HITS

Smart Content West: MarkLogic’s Turner Links Data to Smart Content

LOS ANGELES — For Matt Turner, CTO of MarkLogic, the advances of smart content have come more quickly than he could have dreamed, with more and more media and entertainment firms understanding not only the importance of metadata, but finding better ways of organizing it.

Making content smart is the idea that content is in the middle, and there’s data all around it, and it’s generated during every phase, from conception to production to archive to beyond. “Content never dies,” Turner said, speaking Feb. 27 at the Smart Content West Summit.

“Looking at the data surrounding content — and making use of it — is what we’re doing,”

He pointed out several examples of media and entertainment firms making content smarter by working with MarkLogic.
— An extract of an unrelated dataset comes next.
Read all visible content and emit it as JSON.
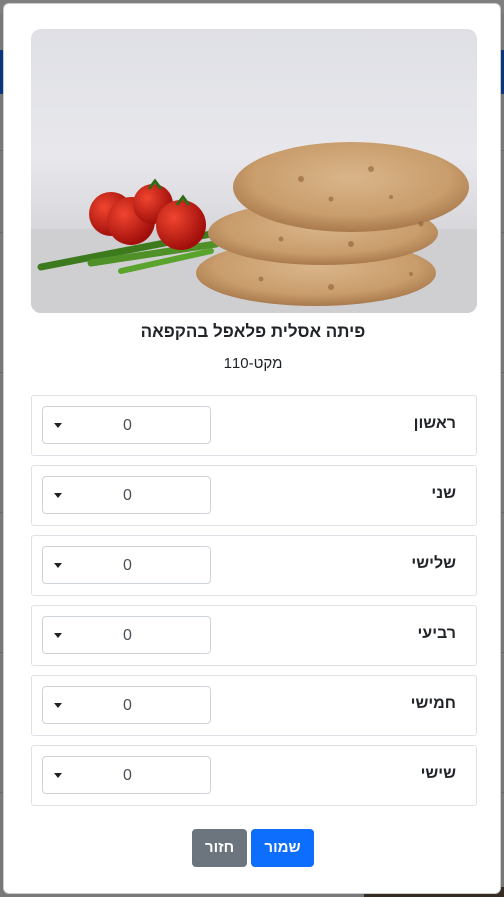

BBC worked with the company on their platform, which “threw out the book on how to manage things,” one that looks at all the data around content before it hits different devices and platforms, Turner said. MarkLogic also worked with NBC to produce the “Saturday Night Live” app, which features a depth of metadata that covers seasons, eras, stars, guests and more. The app doesn’t just include all 40 seasons of the show, it includes a personalization engine that responds to what the user is watching, how they watch and predicts what they want to look at next. “It broke a lot of new ground,” Turner said.

All these projects have in common one very important factor, and that’s they did not take a traditional database approach, one that employed rows and columns, “which starts off innocently enough … but metadata is really, really sneaky, and that can bring you down with lots of complexities, new things to define, and that you have to create exact structures for all of your data,” Turner said. “It really starts to bog down quickly.”

Data in siloes isn’t smart, Turner said. Instead, take the approach that data is flexible, and instead of grouping them in fixed categories, use a semantic approach. “It’s the asset information described as trees, the ontologies mapping out and bringing that complexity and richness of metadata into the system,” Turner said. “That’s the recipe for bringing together smart content.”

Media and entertainment firms are adding more and more types of data together, adding finance and sales data, and customer data, along with everything associated with the content itself, Turner said. “When you begin to add more and more information, we’ve actually discovered is not just how to put the data together, but a pattern to make an engine to integrate data,” Turner said, pointing to MarkLogic’s Operational Data Hub, which harmonizes metadata, and indexes it for easy delivery to apps and downstream systems.

“One of the really interesting things about this data hub pattern is … it takes all the raw data, harmonizes it, makes the connections, and … brings it all together,” Turner said. “For us it’s a really big advance.”

Produced by the Media & Entertainment Services Alliance (MESA), in association with the Hollywood IT Society (HITS) and the Smart Content Council, Smart Content West was sponsored by Amazon Web Services, MicroStrategy, NeuLion, MarkLogic, SAP, Bob Gold & Associates, Ad-ID, DEG: The Digital Entertainment Group, and the Entertainment Merchants Association.